There’s a dirty secret problem about EUV that people don’t seem to to be talking about. There’s no pellicle on a EUV mask. OK, probably you have no idea what that means, a lot of jargon words, nor why it would be important, but it seems to me it could be the killer problem for EUV.

 In refractive masks, you print a pattern on a plate of quartz. Then you cover it with another layer known as the pellicle (I speak French and that is the name for film in the pre-digital era camera, but it seems to mean a thin skin of any type). It’s basically a cover so nothing can ever get to the mask that wasn’t already there. So any contamination that gets on the reticle is actually on the pellicle. During exposure in the stepper, 193nm light is transmitted through the mask onto the photoresist on the wafer. But the light is focused in a way that the mask itself is the important part of the beam and contamination on the pellicle (unless totally gross, obviously) doesn’t affect anything, so the defect is de-focused. Like a speck of dust on the lens of your iPhone, it just won’t show up. In lithographic terms, it doesn’t print.

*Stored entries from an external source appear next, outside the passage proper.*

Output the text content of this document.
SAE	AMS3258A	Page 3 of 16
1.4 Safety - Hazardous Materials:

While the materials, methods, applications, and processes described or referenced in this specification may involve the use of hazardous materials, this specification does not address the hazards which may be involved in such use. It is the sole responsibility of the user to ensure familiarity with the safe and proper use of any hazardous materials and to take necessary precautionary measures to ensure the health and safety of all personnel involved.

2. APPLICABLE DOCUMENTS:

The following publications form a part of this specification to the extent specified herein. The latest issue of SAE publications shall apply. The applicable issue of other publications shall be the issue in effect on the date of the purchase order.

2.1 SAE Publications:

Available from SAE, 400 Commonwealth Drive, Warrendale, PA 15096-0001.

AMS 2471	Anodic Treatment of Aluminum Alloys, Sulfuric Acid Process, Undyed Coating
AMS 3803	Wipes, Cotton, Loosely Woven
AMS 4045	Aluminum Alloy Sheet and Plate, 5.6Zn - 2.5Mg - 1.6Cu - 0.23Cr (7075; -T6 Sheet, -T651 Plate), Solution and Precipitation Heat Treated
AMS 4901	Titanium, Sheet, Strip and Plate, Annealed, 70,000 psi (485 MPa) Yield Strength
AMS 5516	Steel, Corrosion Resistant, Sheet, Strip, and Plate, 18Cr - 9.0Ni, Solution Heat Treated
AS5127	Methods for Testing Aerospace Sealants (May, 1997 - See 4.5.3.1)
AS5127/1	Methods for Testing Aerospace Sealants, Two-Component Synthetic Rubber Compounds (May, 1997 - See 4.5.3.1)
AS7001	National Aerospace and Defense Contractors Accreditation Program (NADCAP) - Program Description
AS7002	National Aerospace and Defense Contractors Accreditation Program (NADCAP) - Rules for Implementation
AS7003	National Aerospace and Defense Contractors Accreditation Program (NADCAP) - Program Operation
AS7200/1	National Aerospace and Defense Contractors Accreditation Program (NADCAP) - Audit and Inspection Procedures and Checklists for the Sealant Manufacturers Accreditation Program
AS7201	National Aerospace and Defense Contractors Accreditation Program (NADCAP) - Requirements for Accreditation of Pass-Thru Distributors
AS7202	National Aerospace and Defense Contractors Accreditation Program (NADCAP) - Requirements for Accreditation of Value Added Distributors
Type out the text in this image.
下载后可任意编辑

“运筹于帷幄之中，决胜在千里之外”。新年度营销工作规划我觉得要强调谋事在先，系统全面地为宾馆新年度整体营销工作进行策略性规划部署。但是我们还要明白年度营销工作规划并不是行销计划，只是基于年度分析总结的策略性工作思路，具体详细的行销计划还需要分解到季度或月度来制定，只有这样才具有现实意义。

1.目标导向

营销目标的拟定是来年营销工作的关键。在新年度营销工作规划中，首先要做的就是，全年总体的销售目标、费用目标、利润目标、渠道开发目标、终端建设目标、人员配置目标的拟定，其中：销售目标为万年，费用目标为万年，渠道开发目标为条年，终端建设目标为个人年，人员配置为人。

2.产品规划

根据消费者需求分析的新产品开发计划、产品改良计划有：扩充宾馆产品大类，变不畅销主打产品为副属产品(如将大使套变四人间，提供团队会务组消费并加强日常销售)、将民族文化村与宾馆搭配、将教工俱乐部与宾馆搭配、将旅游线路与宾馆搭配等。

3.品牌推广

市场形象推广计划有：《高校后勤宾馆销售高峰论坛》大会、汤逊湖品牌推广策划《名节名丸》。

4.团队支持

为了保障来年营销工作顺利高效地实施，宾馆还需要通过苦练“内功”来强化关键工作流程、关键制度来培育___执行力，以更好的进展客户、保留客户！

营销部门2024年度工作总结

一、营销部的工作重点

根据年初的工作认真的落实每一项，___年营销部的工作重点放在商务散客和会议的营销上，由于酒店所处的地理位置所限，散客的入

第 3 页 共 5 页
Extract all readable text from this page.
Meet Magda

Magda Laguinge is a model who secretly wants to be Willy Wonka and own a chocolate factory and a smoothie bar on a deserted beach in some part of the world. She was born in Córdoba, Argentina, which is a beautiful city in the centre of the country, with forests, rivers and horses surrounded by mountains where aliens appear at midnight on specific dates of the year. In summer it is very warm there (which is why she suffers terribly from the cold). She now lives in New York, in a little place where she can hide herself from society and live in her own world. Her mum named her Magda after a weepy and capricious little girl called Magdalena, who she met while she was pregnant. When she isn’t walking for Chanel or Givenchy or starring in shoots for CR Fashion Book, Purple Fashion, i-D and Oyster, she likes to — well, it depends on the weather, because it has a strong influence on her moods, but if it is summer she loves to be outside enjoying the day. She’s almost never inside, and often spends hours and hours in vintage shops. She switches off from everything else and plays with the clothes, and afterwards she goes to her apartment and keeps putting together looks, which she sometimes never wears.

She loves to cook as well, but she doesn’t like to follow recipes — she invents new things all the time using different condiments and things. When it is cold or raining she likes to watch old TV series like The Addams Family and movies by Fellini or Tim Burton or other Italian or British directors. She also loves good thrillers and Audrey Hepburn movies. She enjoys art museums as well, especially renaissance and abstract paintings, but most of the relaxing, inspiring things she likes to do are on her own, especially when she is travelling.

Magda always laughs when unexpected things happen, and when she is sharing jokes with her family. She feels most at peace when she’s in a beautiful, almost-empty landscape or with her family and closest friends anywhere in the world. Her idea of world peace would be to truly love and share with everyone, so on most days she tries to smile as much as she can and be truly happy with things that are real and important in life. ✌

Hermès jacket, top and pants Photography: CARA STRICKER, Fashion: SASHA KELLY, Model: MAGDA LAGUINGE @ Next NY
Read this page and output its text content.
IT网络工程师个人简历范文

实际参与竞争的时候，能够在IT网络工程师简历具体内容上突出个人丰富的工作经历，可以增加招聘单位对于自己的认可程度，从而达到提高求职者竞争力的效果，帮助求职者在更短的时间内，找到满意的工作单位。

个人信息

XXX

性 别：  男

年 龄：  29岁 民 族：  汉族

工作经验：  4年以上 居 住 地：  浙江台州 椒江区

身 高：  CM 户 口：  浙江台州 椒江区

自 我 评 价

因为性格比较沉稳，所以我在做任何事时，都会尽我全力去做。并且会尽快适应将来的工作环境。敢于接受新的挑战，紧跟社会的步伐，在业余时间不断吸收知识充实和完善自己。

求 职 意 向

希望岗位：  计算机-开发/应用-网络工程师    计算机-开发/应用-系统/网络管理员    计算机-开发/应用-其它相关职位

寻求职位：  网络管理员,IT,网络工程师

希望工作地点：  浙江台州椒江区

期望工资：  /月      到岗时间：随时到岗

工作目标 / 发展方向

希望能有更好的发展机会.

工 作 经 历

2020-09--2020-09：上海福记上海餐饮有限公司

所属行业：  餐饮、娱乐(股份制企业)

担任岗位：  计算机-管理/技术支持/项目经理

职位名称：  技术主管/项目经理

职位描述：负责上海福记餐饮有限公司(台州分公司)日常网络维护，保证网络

EUV masks are reflective and can’t have a pellicle, because the light would not go through it (EUV is absorbed by everything which is why EUV systems have to be in a vacuum, and why the mirrors are so complicated, a regular mirror would absorb everything). But that means that any contamination on the mask is in the focal plane that we care about and will make it onto the wafer. So the standards for cleanliness inside an EUV stepper are insane. After all, a single particle on a mask will be stepped across hundreds of wafers. If it is in an early layer, then dozens of process steps will take place and eventually…zero yield. And by the time this is realized it is weeks later. In practice, no particles can be present at the time of exposure. That’s a high bar. Particles on the pellicle don’t really matter, which is what we have got used to. EUV is different.

 So keeping the mask clean is a major issue. There is lots of work going on on how to keep EUV masks clean but the standards are essentially perfection. EUV masks are 4X the size on the wafer so at 20nm the problem is particles around 50-80nm (big enough to cut a line or break contact). But that is still tiny. Further, masks cannot be cleaned all the time, they are in the stepper most of the time. And there is no way, today at least, to detect, while they are in use, that a problem has arisen.

This is a huge change. At previous process nodes contamination could occur on the wafer (knocking out a die) or on the pellicle (having no effect). Now contamination on the mask affects not just a single die but all die until it is cleaned.